Saat Berdiri di Tempat Tinggi dan Muncul Dorongan Aneh Itu, Apa yang Sebenarnya Terjadi di Otak?

"Pernahkah Anda berdiri di tempat tinggi dan tiba-tiba muncul bisikan aneh untuk melompat, padahal Anda tidak sedang sedih? Tenang, sains punya penjelasannya." (Foto:Ilustrasi)

 Momen Aneh yang Diam-Diam Banyak Dialami Orang

Kamu lagi di tempat tinggi. Bisa di balkon apartemen, rooftop kafe, atau tepi tebing waktu lagi liburan.
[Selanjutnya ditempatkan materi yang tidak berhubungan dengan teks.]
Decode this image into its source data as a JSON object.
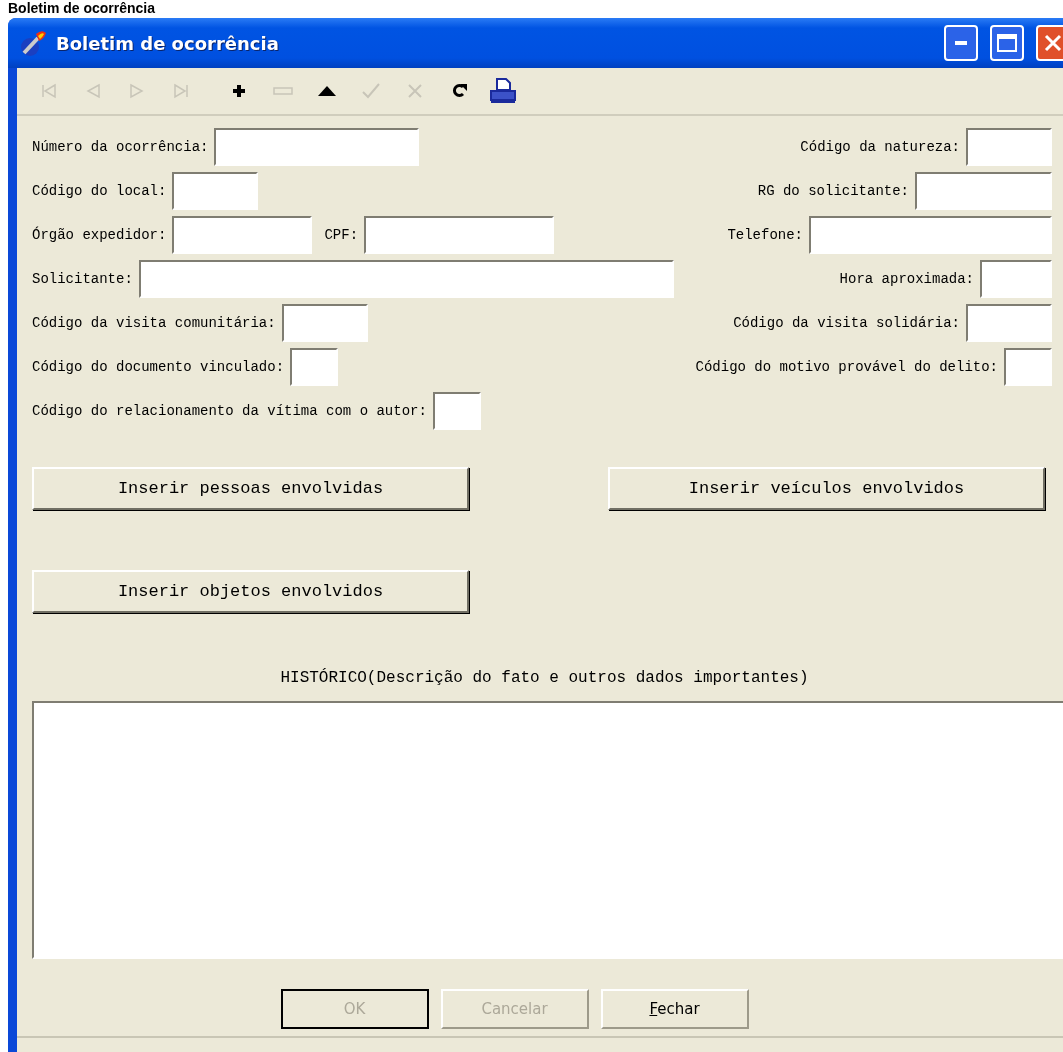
{
  "page_heading": "Boletim de ocorrência",
  "window": {
    "title": "Boletim de ocorrência"
  },
  "toolbar": [
    {
      "kind": "first",
      "enabled": false
    },
    {
      "kind": "prev",
      "enabled": false
    },
    {
      "kind": "next",
      "enabled": false
    },
    {
      "kind": "last",
      "enabled": false
    },
    {
      "kind": "add",
      "enabled": true
    },
    {
      "kind": "remove",
      "enabled": false
    },
    {
      "kind": "up",
      "enabled": true
    },
    {
      "kind": "confirm",
      "enabled": false
    },
    {
      "kind": "cancel",
      "enabled": false
    },
    {
      "kind": "refresh",
      "enabled": true
    },
    {
      "kind": "print",
      "enabled": true
    }
  ],
  "form_rows": [
    [
      {
        "label": "Número da ocorrência:",
        "kind": "long"
      },
      {
        "label": "Código da natureza:",
        "kind": "short"
      }
    ],
    [
      {
        "label": "Código do local:",
        "kind": "short"
      },
      {
        "label": "RG do solicitante:",
        "kind": "rg"
      }
    ],
    [
      {
        "label": "Órgão expedidor:",
        "kind": "medium"
      },
      {
        "label": "CPF:",
        "kind": "cpf"
      },
      {
        "label": "Telefone:",
        "kind": "phone"
      }
    ],
    [
      {
        "label": "Solicitante:",
        "kind": "wide"
      },
      {
        "label": "Hora aproximada:",
        "kind": "hour"
      }
    ],
    [
      {
        "label": "Código da visita comunitária:",
        "kind": "short"
      },
      {
        "label": "Código da visita solidária:",
        "kind": "short"
      }
    ],
    [
      {
        "label": "Código do documento vinculado:",
        "kind": "tiny"
      },
      {
        "label": "Código do motivo provável do delito:",
        "kind": "tiny"
      }
    ],
    [
      {
        "label": "Código do relacionamento da vítima com o autor:",
        "kind": "tiny"
      }
    ]
  ],
  "action_buttons": [
    [
      "Inserir pessoas envolvidas",
      "Inserir veículos envolvidos"
    ],
    [
      "Inserir objetos envolvidos"
    ]
  ],
  "history": {
    "label": "HISTÓRICO(Descrição do fato e outros dados importantes)"
  },
  "footer_buttons": [
    {
      "label": "OK",
      "disabled": true,
      "default": true,
      "mnemonic": false
    },
    {
      "label": "Cancelar",
      "disabled": true,
      "default": false,
      "mnemonic": false
    },
    {
      "label": "Fechar",
      "disabled": false,
      "default": false,
      "mnemonic": true
    }
  ]
}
Angin pelan kena wajah. Pemandangan di bawah kelihatan kecil, jauh, hampir seperti miniatur.

Semua terasa normal.

Sampai tiba-tiba muncul satu pikiran cepat:

“Kalau gue lompat sekarang gimana ya?”

Cuma satu detik. Nggak lama. Tapi cukup bikin kamu kaget.

Kamu langsung mundur. Jantung agak deg-degan. Lalu muncul pikiran kedua yang lebih mengganggu:

“Lah, kenapa gue kepikiran kayak gitu?”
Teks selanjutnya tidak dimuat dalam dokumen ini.